Obama Restarts Nation’s Nuclear| Power Plants With $8 Billion Loan

     WASHINGTON (CN) – President Obama unveiled $8 billion in loans Tuesday to build the nation’s first nuclear power plant in nearly 30 years, and he used it to call for Republican support in his continued push for carbon-free electricity. “Make no mistake: whether it is nuclear energy, or solar or wind energy, if we fail to invest in these technologies today, we’ll be importing them tomorrow,” Obama said.




     After legislation passed in 2005 to reduce pollution and greenhouse gasses, the Energy Department made its first loan guarantee to a solar company – the first such loan since the 1980s – as well as to battery and wind turbine manufacturers, and is now making an $8.3 billion loan to build two nuclear reactors in Burke, Georgia, with the administration promising more nuclear loans to come.
     “This is a significant step by the Obama Administration to restart our domestic nuclear industry,” Energy Secretary Steven Chu said during a phone conference after the announcement.
     Nuclear plants currently generate 70 percent of the nation’s carbon-free electricity, and roughly eight percent of the nation’s total energy.
     Obama announced the loan at the headquarters of International Brotherhood of Electrical Workers Local 26 in Lanham, Maryland. “To meet our growing energy needs and prevent the worst consequences of climate change, we’ll need to increase our supply of nuclear power,” said Obama, who has long proposed a comprehensive energy policy.
     He said that getting energy from the planned nuclear plant instead of a coal plant would keep 16 million tons of carbon pollution out of the atmosphere, equivalent to taking 3.5 million cars off the road.
     Republicans have championed nuclear energy, and Obama’s announcement comes as a cap-and-trade bill lies stalled in the Senate. “As long as producing carbon pollution carries no cost, traditional plants that use fossil fuels will be more cost-effective than plants that use nuclear fuel,” he said.
     “Changing the ways we produce and use energy requires us to think anew and act anew,” Obama said. “And it demands of us a willingness to extend our hand across old divides, to act in good faith, to move beyond the broken politics of the past.”

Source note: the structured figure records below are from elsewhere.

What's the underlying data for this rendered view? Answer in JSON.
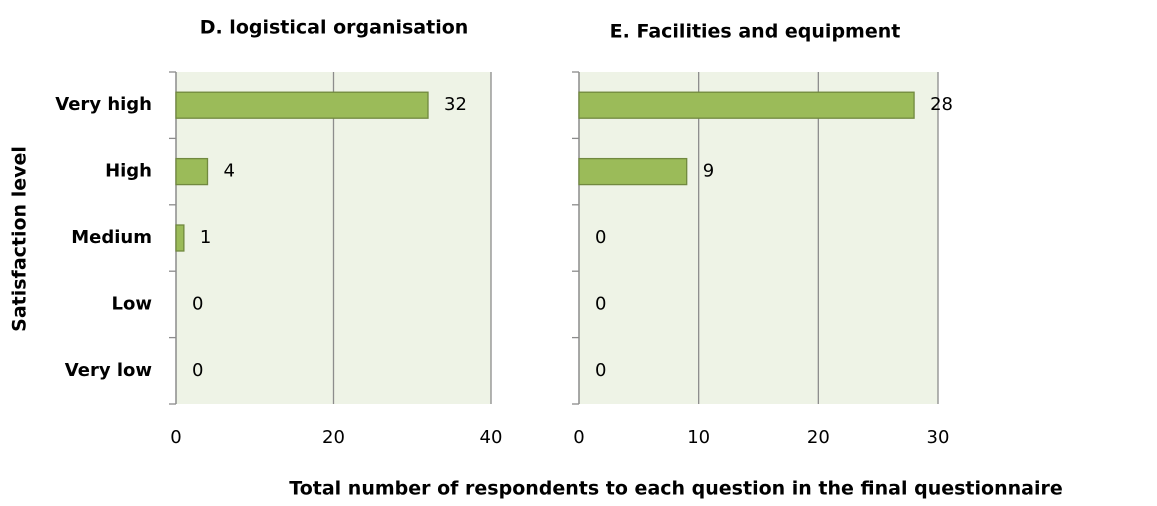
{
  "chart_data": [
    {
      "type": "bar",
      "orientation": "horizontal",
      "title": "D. logistical organisation",
      "ylabel": "Satisfaction level",
      "categories": [
        "Very high",
        "High",
        "Medium",
        "Low",
        "Very low"
      ],
      "values": [
        32,
        4,
        1,
        0,
        0
      ],
      "color": "#9bbb59",
      "xlim": [
        0,
        40
      ],
      "xticks": [
        0,
        20,
        40
      ],
      "grid": true
    },
    {
      "type": "bar",
      "orientation": "horizontal",
      "title": "E. Facilities and equipment",
      "xlabel": "Total number of respondents to each question in the final questionnaire",
      "values": [
        28,
        9,
        0,
        0,
        0
      ],
      "color": "#9bbb59",
      "xlim": [
        0,
        30
      ],
      "xticks": [
        0,
        10,
        20,
        30
      ],
      "grid": true
    }
  ]
}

     The two 1,100 megawatt reactors are expected to service more than half a million homes and their 1.4 million residents. They are also expected to generate 800 permanent jobs, and to employ 3,500 construction workers.
     Around the world, 56 nuclear plants are under construction, including 21 in China, six in South Korea and five in India.
     Chu from the Energy Department suggested that the United States must make up for lost time in regards to nuclear power. “We’ve been sitting on the sidelines for far too long,” he said.
     The Energy Policy Act of 2005 authorized the Energy Department to issue loan guarantees for projects that reduce or prevent air pollution and greenhouse gasses.
     Obama’s budget proposes the tripling of loan guarantees to develop nuclear facilities from $18.5 billion to $54 billion, which Chu said is enough to fund seven to 10 reactors.
     In 2008, petroleum provided 37 percent of the nation’s energy, the most of any resource. Natural gas was next at 24 percent, with coal close behind at 23 percent. Nuclear power contributed eight percent and renewables composed seven percent, according to the Energy Information Administration.
     Of the renewables, bio-fuels dominated, providing 53 percent of renewable energy. Hydropower gave 34 percent. Wind gave seven percent. Geothermal composed five percent and solar consisted of one percent.
     Obama has supported the development of nuclear power, clean coal, and bio-fuels alongside the expansion of renewable energy, such as wind and solar.
     The administration has already made the nation’s largest investment in clean energy research and development, has pledged to double renewable energy capacity over the next five years, and has paid towards the construction of a smart grid that would let residents sell electricity back to power companies.
     It has also raised fuel efficiency standards for cars and trucks.
     But the push for nuclear plants comes with safety concerns, with the possibility of a far-reaching meltdown, and by their production of a limited amount of waste, which nonetheless emits dangerous levels of radiation for centuries and which must often be buried hundreds of feet underground.
     A large nuclear reactor produces about three cubic meters of radioactive waste each year.
     Nuclear energy, however, is the only energy industry that takes responsibility in managing all its wastes, unlike coal for example, which emits pollution into the air.
     “These plants must also be held to the highest and strictest safety standards, to answer the legitimate concerns of Americans who live near and far from these facilities,” Obama said. “That is an imperative.”
                In the phone conference, Chu from the Energy Department said that the new generation of nuclear plants is much safer than the older generation, in part because of a semi-automatic shut-down system to deal with a meltdown threat.
     Chu said that future reactors “will be completely passively safe,” using gravity to ensure that reactors facing meltdown will automatically shut off.
     And in response to concerns that the utility companies could default on their loans, Chu said that despite the loan – which covers roughly 70 percent of the construction costs – the companies continue to have skin in the game.